Accurate reconstruction of ancestral states is a critical evolutionary analysis when studying ancient proteins and comparing biochemical properties between parental or extinct species and their extant relatives. It relies on multiple sequence alignment (MSA) which may introduce biases, and it remains unknown how MSA methodological approaches impact ancestral sequence reconstruction (ASR). Here, we investigate how MSA methodology modulates ASR using a simulation study of various evolutionary scenarios. We evaluate the accuracy of ancestral protein sequence reconstruction for simulated data and compare reconstruction outcomes using different alignment methods. Our results reveal biases introduced not only by aligner algorithms and assumptions, but also tree topology and the rate of insertions and deletions. Under many conditions we find no substantial differences between the MSAs. However, increasing the difficulty for the aligners can significantly impact ASR. The MAFFT consistency aligners and PRANK variants exhibit the best performance, whereas FSA displays limited performance. We also discover a bias towards reconstructed sequences longer than the true ancestors, deriving from a preference for inferring insertions, in almost all MSA methodological approaches. In addition, we find measures of MSA quality generally correlate highly with reconstruction accuracy. Thus, we show MSA methodological differences can affect the quality of reconstructions and propose MSA methods should be selected with care to accurately determine ancestral states with confidence.
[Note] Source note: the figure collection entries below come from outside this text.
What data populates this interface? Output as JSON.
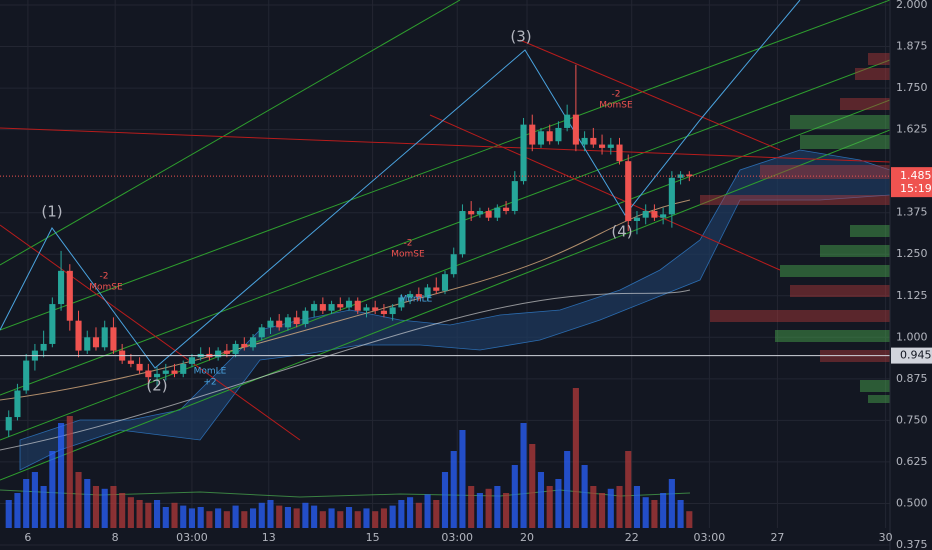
{
  "chart_data": {
    "type": "candlestick",
    "up_color": "#26a69a",
    "down_color": "#ef5350",
    "volume_up_color": "#2962ff",
    "volume_down_color": "#b23a3a",
    "grid": true,
    "xlim": [
      -1,
      101
    ],
    "xticks": [
      {
        "value": 2.2,
        "label": "6"
      },
      {
        "value": 12.2,
        "label": "8"
      },
      {
        "value": 21,
        "label": "03:00"
      },
      {
        "value": 29.8,
        "label": "13"
      },
      {
        "value": 41.7,
        "label": "15"
      },
      {
        "value": 51.4,
        "label": "03:00"
      },
      {
        "value": 59.4,
        "label": "20"
      },
      {
        "value": 71.4,
        "label": "22"
      },
      {
        "value": 80.3,
        "label": "03:00"
      },
      {
        "value": 88.1,
        "label": "27"
      },
      {
        "value": 100.5,
        "label": "30"
      }
    ],
    "ylim": [
      0.36,
      2.015
    ],
    "yticks": [
      {
        "value": 2,
        "label": "2.000"
      },
      1.875,
      {
        "value": 1.75,
        "label": "1.750"
      },
      1.625,
      1.375,
      {
        "value": 1.25,
        "label": "1.250"
      },
      1.125,
      {
        "value": 1,
        "label": "1.000"
      },
      0.875,
      {
        "value": 0.75,
        "label": "0.750"
      },
      0.625,
      {
        "value": 0.5,
        "label": "0.500"
      },
      0.375
    ],
    "last_price": 1.485,
    "countdown": "15:19",
    "marker_price": 0.945,
    "annotations": [
      {
        "text": "(1)"
      },
      {
        "text": "(2)"
      },
      {
        "text": "(3)"
      },
      {
        "text": "(4)"
      },
      {
        "text": "-2"
      },
      {
        "text": "MomSE"
      },
      {
        "text": "MomLE"
      },
      {
        "text": "+2"
      },
      {
        "text": "-2"
      },
      {
        "text": "MomSE"
      },
      {
        "text": "MomLE"
      },
      {
        "text": "-2"
      },
      {
        "text": "MomSE"
      }
    ],
    "open": [
      0.72,
      0.76,
      0.84,
      0.93,
      0.96,
      0.98,
      1.1,
      1.2,
      1.05,
      0.96,
      1.0,
      0.97,
      1.03,
      0.96,
      0.93,
      0.92,
      0.9,
      0.88,
      0.89,
      0.9,
      0.89,
      0.92,
      0.94,
      0.95,
      0.94,
      0.96,
      0.95,
      0.98,
      0.97,
      1.0,
      1.03,
      1.05,
      1.03,
      1.06,
      1.04,
      1.08,
      1.1,
      1.08,
      1.1,
      1.09,
      1.11,
      1.08,
      1.09,
      1.08,
      1.07,
      1.09,
      1.12,
      1.13,
      1.12,
      1.15,
      1.14,
      1.19,
      1.25,
      1.38,
      1.37,
      1.38,
      1.36,
      1.39,
      1.38,
      1.47,
      1.64,
      1.58,
      1.62,
      1.59,
      1.63,
      1.67,
      1.58,
      1.6,
      1.58,
      1.57,
      1.58,
      1.53,
      1.35,
      1.36,
      1.38,
      1.36,
      1.37,
      1.48,
      1.49
    ],
    "high": [
      0.78,
      0.86,
      0.95,
      0.98,
      1.02,
      1.12,
      1.26,
      1.22,
      1.08,
      1.02,
      1.03,
      1.05,
      1.06,
      0.98,
      0.95,
      0.94,
      0.92,
      0.91,
      0.92,
      0.92,
      0.93,
      0.95,
      0.97,
      0.97,
      0.97,
      0.98,
      0.99,
      1.0,
      1.01,
      1.04,
      1.06,
      1.07,
      1.07,
      1.08,
      1.09,
      1.11,
      1.12,
      1.11,
      1.12,
      1.12,
      1.12,
      1.1,
      1.11,
      1.1,
      1.1,
      1.13,
      1.14,
      1.15,
      1.16,
      1.18,
      1.2,
      1.27,
      1.4,
      1.41,
      1.39,
      1.39,
      1.4,
      1.41,
      1.5,
      1.66,
      1.67,
      1.63,
      1.64,
      1.65,
      1.7,
      1.82,
      1.62,
      1.63,
      1.61,
      1.6,
      1.6,
      1.55,
      1.38,
      1.4,
      1.4,
      1.39,
      1.5,
      1.5,
      1.5
    ],
    "low": [
      0.7,
      0.75,
      0.83,
      0.9,
      0.94,
      0.97,
      1.08,
      1.02,
      0.94,
      0.95,
      0.96,
      0.96,
      0.95,
      0.92,
      0.91,
      0.89,
      0.86,
      0.85,
      0.87,
      0.88,
      0.88,
      0.91,
      0.93,
      0.93,
      0.93,
      0.94,
      0.94,
      0.96,
      0.96,
      0.99,
      1.01,
      1.02,
      1.02,
      1.03,
      1.03,
      1.06,
      1.07,
      1.07,
      1.08,
      1.08,
      1.07,
      1.06,
      1.07,
      1.06,
      1.05,
      1.08,
      1.1,
      1.11,
      1.11,
      1.13,
      1.13,
      1.18,
      1.24,
      1.35,
      1.36,
      1.35,
      1.35,
      1.37,
      1.37,
      1.46,
      1.56,
      1.57,
      1.58,
      1.58,
      1.62,
      1.56,
      1.56,
      1.57,
      1.55,
      1.55,
      1.52,
      1.32,
      1.31,
      1.34,
      1.35,
      1.34,
      1.33,
      1.46,
      1.47
    ],
    "close": [
      0.76,
      0.84,
      0.93,
      0.96,
      0.98,
      1.1,
      1.2,
      1.05,
      0.96,
      1.0,
      0.97,
      1.03,
      0.96,
      0.93,
      0.92,
      0.9,
      0.88,
      0.89,
      0.9,
      0.89,
      0.92,
      0.94,
      0.95,
      0.94,
      0.96,
      0.95,
      0.98,
      0.97,
      1.0,
      1.03,
      1.05,
      1.03,
      1.06,
      1.04,
      1.08,
      1.1,
      1.08,
      1.1,
      1.09,
      1.11,
      1.08,
      1.09,
      1.08,
      1.07,
      1.09,
      1.12,
      1.13,
      1.12,
      1.15,
      1.14,
      1.19,
      1.25,
      1.38,
      1.37,
      1.38,
      1.36,
      1.39,
      1.38,
      1.47,
      1.64,
      1.58,
      1.62,
      1.59,
      1.63,
      1.67,
      1.58,
      1.6,
      1.58,
      1.57,
      1.58,
      1.53,
      1.35,
      1.36,
      1.38,
      1.36,
      1.37,
      1.48,
      1.49,
      1.485
    ],
    "volume": [
      20,
      25,
      35,
      40,
      30,
      55,
      75,
      80,
      40,
      35,
      30,
      28,
      30,
      25,
      22,
      20,
      18,
      20,
      15,
      18,
      16,
      14,
      15,
      12,
      14,
      12,
      16,
      12,
      14,
      18,
      20,
      16,
      15,
      14,
      18,
      16,
      12,
      14,
      12,
      15,
      12,
      14,
      12,
      14,
      16,
      20,
      22,
      18,
      24,
      20,
      40,
      55,
      70,
      30,
      25,
      28,
      30,
      25,
      45,
      75,
      60,
      40,
      30,
      35,
      55,
      100,
      45,
      30,
      25,
      28,
      30,
      55,
      30,
      22,
      20,
      25,
      35,
      20,
      12
    ]
  }
}
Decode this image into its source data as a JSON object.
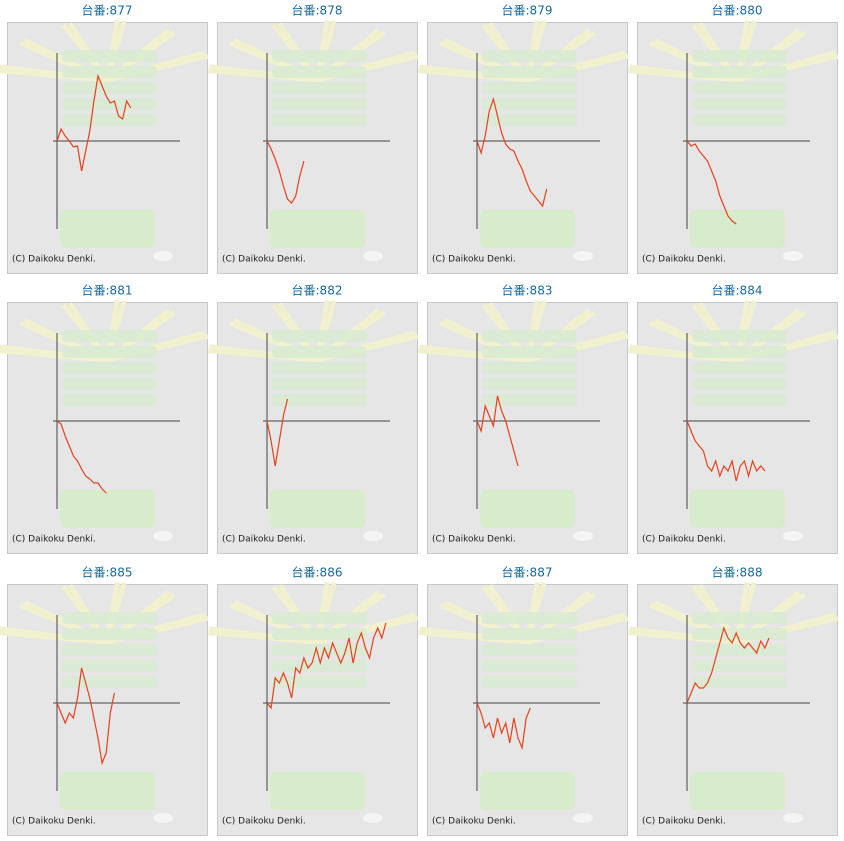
{
  "chart_data": [
    {
      "type": "line",
      "title": "台番:877",
      "caption": "(C) Daikoku Denki.",
      "xlim": [
        0,
        30
      ],
      "ylim": [
        -88,
        88
      ],
      "series": [
        {
          "color": "#e8401a",
          "values": [
            0,
            12,
            5,
            0,
            -6,
            -5,
            -30,
            -10,
            10,
            40,
            65,
            55,
            45,
            38,
            40,
            25,
            22,
            40,
            33
          ]
        }
      ]
    },
    {
      "type": "line",
      "title": "台番:878",
      "caption": "(C) Daikoku Denki.",
      "xlim": [
        0,
        30
      ],
      "ylim": [
        -88,
        88
      ],
      "series": [
        {
          "color": "#e8401a",
          "values": [
            0,
            -8,
            -18,
            -30,
            -45,
            -58,
            -62,
            -55,
            -35,
            -20
          ]
        }
      ]
    },
    {
      "type": "line",
      "title": "台番:879",
      "caption": "(C) Daikoku Denki.",
      "xlim": [
        0,
        30
      ],
      "ylim": [
        -88,
        88
      ],
      "series": [
        {
          "color": "#e8401a",
          "values": [
            0,
            -12,
            5,
            30,
            42,
            25,
            8,
            -3,
            -8,
            -10,
            -20,
            -28,
            -40,
            -50,
            -55,
            -60,
            -65,
            -48
          ]
        }
      ]
    },
    {
      "type": "line",
      "title": "台番:880",
      "caption": "(C) Daikoku Denki.",
      "xlim": [
        0,
        30
      ],
      "ylim": [
        -88,
        88
      ],
      "series": [
        {
          "color": "#e8401a",
          "values": [
            0,
            -5,
            -3,
            -10,
            -15,
            -20,
            -30,
            -40,
            -55,
            -65,
            -75,
            -80,
            -83
          ]
        }
      ]
    },
    {
      "type": "line",
      "title": "台番:881",
      "caption": "(C) Daikoku Denki.",
      "xlim": [
        0,
        30
      ],
      "ylim": [
        -88,
        88
      ],
      "series": [
        {
          "color": "#e8401a",
          "values": [
            0,
            -3,
            -15,
            -25,
            -35,
            -40,
            -48,
            -55,
            -58,
            -62,
            -62,
            -68,
            -72
          ]
        }
      ]
    },
    {
      "type": "line",
      "title": "台番:882",
      "caption": "(C) Daikoku Denki.",
      "xlim": [
        0,
        30
      ],
      "ylim": [
        -88,
        88
      ],
      "series": [
        {
          "color": "#e8401a",
          "values": [
            0,
            -20,
            -45,
            -20,
            5,
            22
          ]
        }
      ]
    },
    {
      "type": "line",
      "title": "台番:883",
      "caption": "(C) Daikoku Denki.",
      "xlim": [
        0,
        30
      ],
      "ylim": [
        -88,
        88
      ],
      "series": [
        {
          "color": "#e8401a",
          "values": [
            0,
            -10,
            15,
            5,
            -5,
            25,
            10,
            0,
            -15,
            -30,
            -45
          ]
        }
      ]
    },
    {
      "type": "line",
      "title": "台番:884",
      "caption": "(C) Daikoku Denki.",
      "xlim": [
        0,
        30
      ],
      "ylim": [
        -88,
        88
      ],
      "series": [
        {
          "color": "#e8401a",
          "values": [
            0,
            -10,
            -20,
            -25,
            -30,
            -45,
            -50,
            -40,
            -55,
            -45,
            -50,
            -40,
            -60,
            -45,
            -40,
            -55,
            -40,
            -50,
            -45,
            -50
          ]
        }
      ]
    },
    {
      "type": "line",
      "title": "台番:885",
      "caption": "(C) Daikoku Denki.",
      "xlim": [
        0,
        30
      ],
      "ylim": [
        -88,
        88
      ],
      "series": [
        {
          "color": "#e8401a",
          "values": [
            0,
            -10,
            -20,
            -10,
            -15,
            5,
            35,
            20,
            5,
            -15,
            -35,
            -60,
            -50,
            -10,
            10
          ]
        }
      ]
    },
    {
      "type": "line",
      "title": "台番:886",
      "caption": "(C) Daikoku Denki.",
      "xlim": [
        0,
        30
      ],
      "ylim": [
        -88,
        88
      ],
      "series": [
        {
          "color": "#e8401a",
          "values": [
            0,
            -5,
            25,
            20,
            30,
            20,
            5,
            35,
            30,
            45,
            35,
            40,
            55,
            40,
            55,
            45,
            60,
            50,
            40,
            50,
            65,
            40,
            60,
            70,
            55,
            45,
            65,
            75,
            65,
            80
          ]
        }
      ]
    },
    {
      "type": "line",
      "title": "台番:887",
      "caption": "(C) Daikoku Denki.",
      "xlim": [
        0,
        30
      ],
      "ylim": [
        -88,
        88
      ],
      "series": [
        {
          "color": "#e8401a",
          "values": [
            0,
            -10,
            -25,
            -20,
            -35,
            -15,
            -30,
            -20,
            -40,
            -15,
            -35,
            -45,
            -15,
            -5
          ]
        }
      ]
    },
    {
      "type": "line",
      "title": "台番:888",
      "caption": "(C) Daikoku Denki.",
      "xlim": [
        0,
        30
      ],
      "ylim": [
        -88,
        88
      ],
      "series": [
        {
          "color": "#e8401a",
          "values": [
            0,
            10,
            20,
            15,
            15,
            20,
            30,
            45,
            60,
            75,
            65,
            60,
            70,
            60,
            55,
            60,
            55,
            50,
            62,
            55,
            65
          ]
        }
      ]
    }
  ]
}
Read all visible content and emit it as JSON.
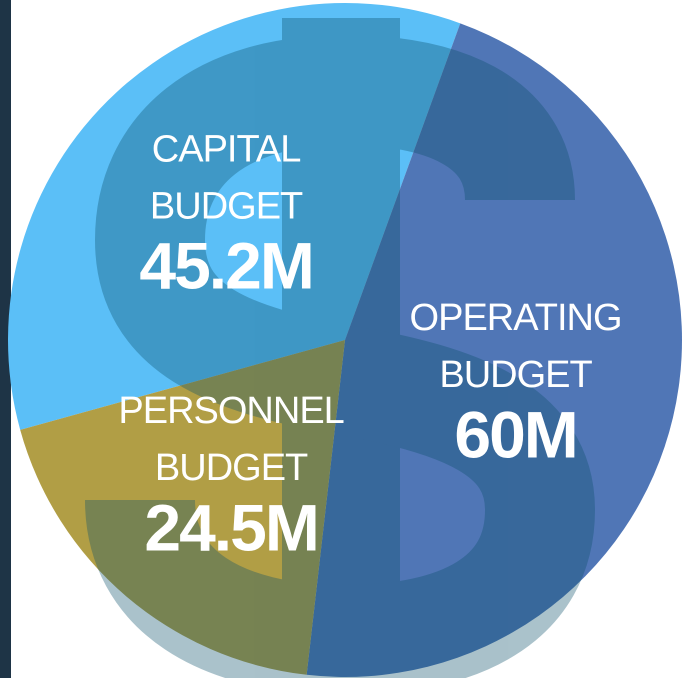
{
  "chart_data": {
    "type": "pie",
    "categories": [
      "CAPITAL BUDGET",
      "OPERATING BUDGET",
      "PERSONNEL BUDGET"
    ],
    "values": [
      45.2,
      60,
      24.5
    ],
    "value_labels": [
      "45.2M",
      "60M",
      "24.5M"
    ],
    "colors": [
      "#5bbff7",
      "#5076b6",
      "#b19e45"
    ]
  }
}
准确重建祖先状态是研究古代蛋白质和比较父代或灭绝物种与现存亲缘物种之间生化特性的关键进化分析。它依赖于多序列比对 (MSA),但 MSA 方法可能会引入偏差,目前尚不清楚 MSA 方法如何影响祖先序列重建 (ASR)。在这里,我们通过对各种进化场景的模拟研究来研究 MSA 方法如何调节 ASR。我们评估了模拟数据中祖先蛋白序列重建的准确性,并比较了使用不同比对方法的重建结果。我们的研究结果表明,比对器算法和假设、树拓扑以及插入和缺失的速率不仅会引入偏差,而且还会引入偏差。在许多情况下,我们发现不同的 MSA 之间没有实质性差异。然而,增加比对器的难度会显著影响 ASR。MAFFT 一致性比对器和 PRANK 变体表现出最佳性能,而 FSA 的性能有限。我们还发现,在几乎所有的 MSA 方法中,重建序列的长度比真实祖先长,这源于对插入推断的偏好。此外,我们发现 MSA 质量的衡量标准通常与重建准确性高度相关。因此,我们表明 MSA 方法的差异会影响重建的质量,并建议谨慎选择 MSA 方法,以有信心准确确定祖先状态。